3. If I do end up with the regular casket-and-burial deal, no one gets to come gawk at my corpse. I suppose I could skip this item because I'm not being embalmed so after 24 hours you wouldn't be able to look at me because I'd already be sealed up in a box or keeping your venison company in the deep-freeze, but seriously. Corpse-gawking? That's macabre, too. The only persons who get to see my dead body are the folks who do my laying out.

4. Concerning attire: Everyone is to wear something obviously purple. No half-assing it. No, "But my underwear are purple!" That will not do. You MUST. WEAR. PURPLE. I insist. I will know.

5. Concerning music: do not let anyone pipe in sappy acoustic versions of my favorite songs. There will be a list included with my will -- play those songs. And turn those fuckers up. Enjoy them. Sappy acoustic versions of my jams will cause a disturbance in the universal flow of which I will then be a part, and I will come back to haunt the deejay mercilessly for an undisclosed period of time.

6. If I should happen to expire of some disability-related malady, there is to be no inspiration porn at my service. If I inspired you in some way you're allowed to talk about that, but one teary, "And now she's free to run forever..." and the part of the universal flow that is Tif might have to smack you upside the head.

7. Much as I love my Episcopal church family and enjoy being Christopagan (That's a real term! It's so exciting! It has nothing to do with Columbus!) in their company, I do not want an Episcopal burial service. I don't want much of a Christian service at all, though my favorite hymn is "Come Thou Fount (Of Every Blessing), and you're welcome to belt that out as many times as you please.
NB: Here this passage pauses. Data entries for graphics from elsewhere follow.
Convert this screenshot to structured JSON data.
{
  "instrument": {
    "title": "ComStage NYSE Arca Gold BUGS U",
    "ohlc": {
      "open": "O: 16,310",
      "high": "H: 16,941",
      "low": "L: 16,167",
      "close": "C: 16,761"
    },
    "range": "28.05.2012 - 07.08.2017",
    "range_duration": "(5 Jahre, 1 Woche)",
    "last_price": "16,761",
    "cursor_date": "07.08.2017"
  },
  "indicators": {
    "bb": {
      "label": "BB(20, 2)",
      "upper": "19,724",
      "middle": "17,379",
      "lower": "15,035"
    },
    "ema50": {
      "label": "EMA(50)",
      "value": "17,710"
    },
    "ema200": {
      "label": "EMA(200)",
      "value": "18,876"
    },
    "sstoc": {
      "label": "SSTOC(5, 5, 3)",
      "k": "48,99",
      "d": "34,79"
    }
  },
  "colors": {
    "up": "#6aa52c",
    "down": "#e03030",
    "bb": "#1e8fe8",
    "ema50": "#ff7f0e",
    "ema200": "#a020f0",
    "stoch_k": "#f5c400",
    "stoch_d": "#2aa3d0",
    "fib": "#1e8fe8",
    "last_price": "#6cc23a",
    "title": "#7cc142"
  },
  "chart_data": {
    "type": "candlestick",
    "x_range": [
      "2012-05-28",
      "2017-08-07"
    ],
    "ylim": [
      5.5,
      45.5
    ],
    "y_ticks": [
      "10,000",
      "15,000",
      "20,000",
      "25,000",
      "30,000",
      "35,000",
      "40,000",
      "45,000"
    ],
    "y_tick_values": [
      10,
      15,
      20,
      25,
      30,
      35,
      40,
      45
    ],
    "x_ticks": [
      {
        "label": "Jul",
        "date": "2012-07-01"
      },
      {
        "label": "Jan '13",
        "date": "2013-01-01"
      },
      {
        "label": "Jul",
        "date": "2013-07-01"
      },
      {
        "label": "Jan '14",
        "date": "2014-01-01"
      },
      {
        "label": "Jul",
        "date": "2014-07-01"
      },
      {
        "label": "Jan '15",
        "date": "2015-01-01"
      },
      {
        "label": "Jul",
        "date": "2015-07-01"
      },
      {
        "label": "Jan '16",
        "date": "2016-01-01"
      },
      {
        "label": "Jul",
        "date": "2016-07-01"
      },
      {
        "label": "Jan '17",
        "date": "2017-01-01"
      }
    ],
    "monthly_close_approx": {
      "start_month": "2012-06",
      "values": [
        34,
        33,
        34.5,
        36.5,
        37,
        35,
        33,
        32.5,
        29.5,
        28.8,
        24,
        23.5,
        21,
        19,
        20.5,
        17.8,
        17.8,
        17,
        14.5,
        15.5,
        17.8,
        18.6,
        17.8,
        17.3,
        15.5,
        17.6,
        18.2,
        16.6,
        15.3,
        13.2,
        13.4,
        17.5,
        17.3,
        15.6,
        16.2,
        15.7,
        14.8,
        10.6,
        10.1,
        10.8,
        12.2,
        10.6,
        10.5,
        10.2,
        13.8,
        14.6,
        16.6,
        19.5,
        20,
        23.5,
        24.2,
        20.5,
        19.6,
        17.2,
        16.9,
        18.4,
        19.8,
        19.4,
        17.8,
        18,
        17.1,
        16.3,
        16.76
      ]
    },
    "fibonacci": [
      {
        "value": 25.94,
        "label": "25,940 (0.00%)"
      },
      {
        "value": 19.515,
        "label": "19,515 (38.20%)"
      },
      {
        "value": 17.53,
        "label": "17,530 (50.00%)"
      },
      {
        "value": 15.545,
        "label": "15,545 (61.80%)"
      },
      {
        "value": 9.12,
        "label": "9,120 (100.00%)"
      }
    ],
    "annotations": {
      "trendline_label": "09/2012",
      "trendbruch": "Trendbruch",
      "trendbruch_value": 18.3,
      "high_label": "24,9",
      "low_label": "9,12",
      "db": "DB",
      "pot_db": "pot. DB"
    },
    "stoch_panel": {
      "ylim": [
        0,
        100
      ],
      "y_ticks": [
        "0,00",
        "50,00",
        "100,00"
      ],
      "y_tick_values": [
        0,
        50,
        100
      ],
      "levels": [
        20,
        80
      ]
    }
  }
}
I've been researching pagan funeral rites, and they are BEAUTIFUL. That's what I want. ("May there be peace in the North...") I'll include a set of instructions with my will and tweak it so that it can be done even if I don't know four pagans for the Four Elements when I die. (All of my pagan friends are contemporaries, so unless I die next week -- which I don't want to do and don't plan on doing, so don't worry your pretty little minds over that -- I might be screwed if I only set up for four.) If the thought of a non-Christian or Pagan service bothers you, I'm sorry you feel that way and I still love you, but don't come to my funeral. Say goodbye some other way of your own choosing.

It might sound like a lot of work, and maybe it is, and maybe it isn't. Having never had to care for the dead in this manner, I do not know. But if you, reading this, are alive when I am not and see me laid to rest, wear purple. Blast my favorite songs. Sing "Come Thou Fount". And if for reasons of my not being pumped full of preservatives there is no time for a chapel service, have a memorial service. Hell, just throw a party in somebody's basement. If you remember me, I'll be there. Energy never dies -- I'll be part of the earth, part of the wind, part of the rain, an Ash tree, maybe, but I'll be there. My being will simply (profoundly!) have been swept into the rhythms of the natural world, to help other life have its chance to live.

And that's pretty cool.

You are missed, Miss Katie. Thank you for the rainbows.